Ruck attended the Royal Military Academy, following in the footsteps of his brother Richard Ruck, and was commissioned as lieutenant in the Royal Engineers in July 1875, having scored the fifth highest marks on passing out for the year; future football team-mate Charles Haynes had beaten him. He also won the RMA Governor's Prize that year for his skill with watercolours, as well as prizes for technical drawing - three of his future team-mates also won prizes in 1875.

==Football career==

Richard Ruck had played in the Royal Engineers A.F.C. side which won the FA Cup in 1875. Oliver made his debut for the Sappers in goal against the Gitanos at the Prince's Cricket Ground in February 1876, and kept a clean sheet in a 2–0 victory. He only played once more in goal, and by the end of the 1875–76 season had moved up front; in April both he and Richard scored in a win for the Engineers over the Wanderers.

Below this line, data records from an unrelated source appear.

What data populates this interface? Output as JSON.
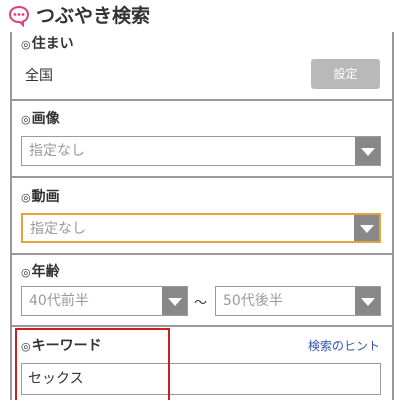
{
  "header": {
    "title": "つぶやき検索",
    "icon": "speech-bubble-icon",
    "accent_color": "#e0407a"
  },
  "residence": {
    "label": "住まい",
    "value": "全国",
    "button_label": "設定"
  },
  "image": {
    "label": "画像",
    "selected": "指定なし"
  },
  "video": {
    "label": "動画",
    "selected": "指定なし"
  },
  "age": {
    "label": "年齢",
    "from": "40代前半",
    "separator": "〜",
    "to": "50代後半"
  },
  "keyword": {
    "label": "キーワード",
    "hint_link": "検索のヒント",
    "value": "セックス"
  },
  "label_mark": "◎",
  "colors": {
    "focus_border": "#e5a43a",
    "highlight_border": "#cc1f1f",
    "link": "#3355aa",
    "button_bg": "#b9b9b9"
  }
}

He made his competitive début in the second round of the 1876–77 FA Cup, playing as centre-forward in a 3–0 win at the Shropshire Wanderers. He was not a regular player - his fourth tie in the competition, and first in the 1877–78 FA Cup, was the "final six" second replay against Oxford University, in which he scored one of the Sappers' goals in a 4–2 win. He played in the semi-final and final as well, all three appearances being on the right wing. He was picked out for his "untiring" play in the final, but it was not enough as the Wanderers took the trophy with a 3–1 win.

==Military career==

The 1878 final was Ruck's final football match, as his army duties took him away from the game. Ruck was made captain on 28 January 1888, major on 3 November 1894, and colonel in October 1904. He served in the First Boer War in 1881 before being sent to Hong Kong and Singapore, and in 1901 he was appointed in command of the Royal Engineers in Liverpool. He retired in 1908, but was brought back to serve for the First World War.

==Personal life==

On 16 November 1884, at Chatham, he married Eve Pedley, the daughter of Thomas Pedley (owner of 1847 Epsom Derby winner Cossack), from Stubbing Court in Derbyshire. The couple had one son, Laurence, who was killed at Neuve Chapelle in 1915, and one daughter, Mary.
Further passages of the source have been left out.